Ein Rundum-Sorglos-Paket das für sich genommen bereits den Kauf
rechtfertigt.
Fazit:
Das 4-Disc-Mediabook von Wicked
Vision präsentiert den Film von Jess Franco ist bestmöglicher Bild-
und Tonqualität – was nicht bedeutet, dass man hier ein Wunder
erwarten sollte. Es wurde das Optimum aus den Möglichkeiten
herausgeholt, allerdings sollte man auch immer im Hinterkopf
behalten, dass der Film vor über einem halben Jahrhundert mit
geringem Budget unter nicht ganz optimalen Bedingungen entstanden
ist. Mehr darüber erfährt der geneigte Cineast im mehr als
umfangreichen Bonusmaterial, welches wirklich überhaupt keine
Wünsche mehr offenlässt.
Die Verfilmung des berühmtesten
Vampirromans aller Zeiten ist selten so werkgetreu und unheimlich
inszeniert worden wie hier von Jess Fraco.
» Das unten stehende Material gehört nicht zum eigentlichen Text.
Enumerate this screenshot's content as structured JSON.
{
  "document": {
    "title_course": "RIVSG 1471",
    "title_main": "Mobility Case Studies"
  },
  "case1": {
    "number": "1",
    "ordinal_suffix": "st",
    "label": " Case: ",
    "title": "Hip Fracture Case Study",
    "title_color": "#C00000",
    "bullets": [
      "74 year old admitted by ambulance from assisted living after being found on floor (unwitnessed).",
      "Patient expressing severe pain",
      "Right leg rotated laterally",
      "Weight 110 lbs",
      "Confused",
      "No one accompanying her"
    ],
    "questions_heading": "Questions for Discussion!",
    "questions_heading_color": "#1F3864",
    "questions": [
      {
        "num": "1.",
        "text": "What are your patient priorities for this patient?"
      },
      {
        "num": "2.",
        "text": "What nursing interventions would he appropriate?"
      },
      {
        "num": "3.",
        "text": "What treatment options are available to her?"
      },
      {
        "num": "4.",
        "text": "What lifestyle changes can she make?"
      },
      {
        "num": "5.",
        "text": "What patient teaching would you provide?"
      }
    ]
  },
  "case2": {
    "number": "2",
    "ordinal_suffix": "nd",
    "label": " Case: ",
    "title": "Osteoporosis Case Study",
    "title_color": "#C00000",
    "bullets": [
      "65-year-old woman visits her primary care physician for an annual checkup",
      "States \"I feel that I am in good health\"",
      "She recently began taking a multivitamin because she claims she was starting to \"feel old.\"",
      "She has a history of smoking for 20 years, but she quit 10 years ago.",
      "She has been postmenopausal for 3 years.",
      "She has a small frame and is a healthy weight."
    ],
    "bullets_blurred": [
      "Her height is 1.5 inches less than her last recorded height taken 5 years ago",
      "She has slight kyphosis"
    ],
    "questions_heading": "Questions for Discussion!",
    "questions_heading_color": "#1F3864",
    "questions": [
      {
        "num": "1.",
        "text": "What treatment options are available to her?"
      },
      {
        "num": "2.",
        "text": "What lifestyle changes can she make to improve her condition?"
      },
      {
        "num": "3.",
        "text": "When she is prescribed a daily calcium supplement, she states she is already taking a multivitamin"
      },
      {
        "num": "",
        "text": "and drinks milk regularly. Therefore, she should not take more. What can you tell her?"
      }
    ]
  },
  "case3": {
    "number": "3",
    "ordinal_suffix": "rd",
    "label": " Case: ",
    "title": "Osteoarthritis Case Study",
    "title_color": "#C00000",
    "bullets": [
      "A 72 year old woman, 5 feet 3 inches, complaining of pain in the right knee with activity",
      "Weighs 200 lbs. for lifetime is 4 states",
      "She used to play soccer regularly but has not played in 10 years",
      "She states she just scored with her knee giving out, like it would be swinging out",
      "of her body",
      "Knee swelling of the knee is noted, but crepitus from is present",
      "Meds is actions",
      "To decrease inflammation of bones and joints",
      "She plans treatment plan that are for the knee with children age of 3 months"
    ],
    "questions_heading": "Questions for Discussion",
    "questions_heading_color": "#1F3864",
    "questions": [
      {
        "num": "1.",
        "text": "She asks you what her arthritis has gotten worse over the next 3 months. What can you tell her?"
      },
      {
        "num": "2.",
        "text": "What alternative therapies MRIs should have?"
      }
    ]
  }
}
Mit Christopher Lee
steht zudem DER Dracula vor der Kamera, und er liefert hier seine
beste Leistung innerhalb dieser Rolle ab, die er für Hammer so oft
gespielt hatte und spielen würde. Atmosphärisch dicht, packend und
unheimlich – dieser Film ist der Stoff aus dem die Alpträume sind
und nicht nur Vampir-Liebhaber kommen hier voll auf ihre Kosten.
Mit den zahlreichen Hammer-Verfilmungen kann man Francos Werk
allerdings nicht einmal ansatzweise vergleichen. Wenn Hammer
Mainstream war, ist Franco Arthouse.